Shelburne to seek grant for Little Mohawk Road work

Staff Writer
Published: 1/24/2020 5:14:44 PM
Modified: 1/24/2020 5:14:31 PM

SHELBURNE — All but one of the 10 articles on Wednesday’s Special Town Meeting warrant passed, meaning the town will begin looking for a grant writer who will pursue a $1 million grant to pay for the reconstruction of Little Mohawk Road.

According to Town Clerk Joe Judd, 11 people attended the meeting and voted on the first two articles before being joined by two more voters.

Without discussion, voters unanimously agreed to spend $5,000 to cover the cost of the part-time, per-diem grant writer who will research, prepare and submit an application to the MassWorks Infrastructure Program on behalf of the town. If awarded the grant, the town will use the $1 million to reconstruct a 2-mile stretch of Little Mohawk Road, which the town’s public works superintendent said would include work on culverts and drainage, as well as possibly some ledge work, tree-cutting and paving. Voters also unanimously approved that article without discussion.

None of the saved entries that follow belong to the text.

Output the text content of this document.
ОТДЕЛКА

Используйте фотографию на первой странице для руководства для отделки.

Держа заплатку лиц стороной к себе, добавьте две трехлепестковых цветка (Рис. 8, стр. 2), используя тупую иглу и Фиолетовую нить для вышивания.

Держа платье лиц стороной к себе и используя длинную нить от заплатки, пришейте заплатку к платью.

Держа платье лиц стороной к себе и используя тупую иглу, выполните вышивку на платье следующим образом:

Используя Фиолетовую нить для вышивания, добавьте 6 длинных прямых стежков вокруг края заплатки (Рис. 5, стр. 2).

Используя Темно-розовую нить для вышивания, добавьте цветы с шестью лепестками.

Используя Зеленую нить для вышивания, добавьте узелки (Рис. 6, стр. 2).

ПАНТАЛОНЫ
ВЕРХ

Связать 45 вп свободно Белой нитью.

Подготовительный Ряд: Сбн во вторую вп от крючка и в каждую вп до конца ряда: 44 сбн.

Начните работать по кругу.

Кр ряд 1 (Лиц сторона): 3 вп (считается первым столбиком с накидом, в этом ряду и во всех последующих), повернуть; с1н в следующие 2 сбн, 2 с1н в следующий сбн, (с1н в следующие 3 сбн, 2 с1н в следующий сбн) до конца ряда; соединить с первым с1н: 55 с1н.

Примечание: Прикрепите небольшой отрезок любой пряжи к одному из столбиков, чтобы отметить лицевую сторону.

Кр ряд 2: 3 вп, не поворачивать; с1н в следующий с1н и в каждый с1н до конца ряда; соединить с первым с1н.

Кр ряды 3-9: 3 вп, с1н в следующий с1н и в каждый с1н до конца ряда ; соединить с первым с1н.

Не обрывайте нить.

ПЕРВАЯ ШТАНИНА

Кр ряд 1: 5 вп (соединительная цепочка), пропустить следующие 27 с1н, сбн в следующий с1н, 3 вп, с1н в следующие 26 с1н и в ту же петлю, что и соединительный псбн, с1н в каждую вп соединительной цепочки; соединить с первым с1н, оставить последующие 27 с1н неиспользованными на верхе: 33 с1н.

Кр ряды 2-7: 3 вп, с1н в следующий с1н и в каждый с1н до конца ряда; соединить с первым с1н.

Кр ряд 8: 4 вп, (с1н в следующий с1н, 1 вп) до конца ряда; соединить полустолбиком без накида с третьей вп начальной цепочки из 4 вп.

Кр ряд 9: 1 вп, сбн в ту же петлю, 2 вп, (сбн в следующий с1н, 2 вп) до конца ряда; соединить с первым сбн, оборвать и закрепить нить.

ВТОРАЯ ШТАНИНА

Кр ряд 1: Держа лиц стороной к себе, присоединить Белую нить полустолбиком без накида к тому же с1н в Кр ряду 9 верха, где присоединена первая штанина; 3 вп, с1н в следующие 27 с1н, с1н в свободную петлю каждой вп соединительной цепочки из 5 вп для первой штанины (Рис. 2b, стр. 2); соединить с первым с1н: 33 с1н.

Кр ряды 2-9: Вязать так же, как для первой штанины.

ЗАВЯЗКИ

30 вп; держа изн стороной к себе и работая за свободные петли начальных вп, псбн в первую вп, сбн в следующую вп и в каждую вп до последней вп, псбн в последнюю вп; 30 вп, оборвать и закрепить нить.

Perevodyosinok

The request to change the general bylaws to rename the “Board of Selectmen” to the “Select Board” was tabled, with voters saying they prefer to bring the issue to Annual Town Meeting, which is routinely better attended, so more people can make the decision.

Judd said voters approved $33,000 to pay for “unanticipated” renovation costs for the new Police Station. He said voters discussed the Police Station, including the possibilities for the public to use its meeting room, and then voted 10-to-1 to approve the money from the free cash account.

Voters also unanimously approved a total of $4,110.94 for mold encapsulation work in the new Police Station ($3,000); Eversource for street lights ($906.55); Silver Screen Design for the 250th celebration banner ($80); and payroll for the zoning clerk ($124.39).

There was some discussion on whether to approve $12,000 and whether that amount is sufficient to cover “soft costs” related to the new Police Station. That amount, which was ultimately approved, was requested to pay for lockers, a desk, a conference table, chairs and a copier.

Voters also discussed the town’s EV Charging Station Account, which pays for monthly electricity and distribution charges associated with two charging stations, one located on Baker Avenue and one on Cross Street, at $250 per month.

Judd said voters wanted to know how much people are charged when they use them, how often they are used and whether the money the town makes from them pays for the electricity. He said they 11 people voted to approve payment, with Judd clarifying that users are charged 33 cents per kilowatt hour to use the chargers.

The other articles that were approved were: transferring $165 from free cash to cover a budgetary shortfall in the animal inspector’s salary account; transferring $158,710.06 from free cash to the Stabilization Account; and accepting a law that allows assessors or assistant assessors to receive additional compensation once they complete the required training and have obtained certification. Acceptance would allow eligible part-time assessing staff to receive $500 more annually.

Judd said the transfer of $158,710.06 from free cash to the Stabilization Account is typical.

“That’s what we have left in free cash,” he said, “so we move it to the rainy day fund each year.”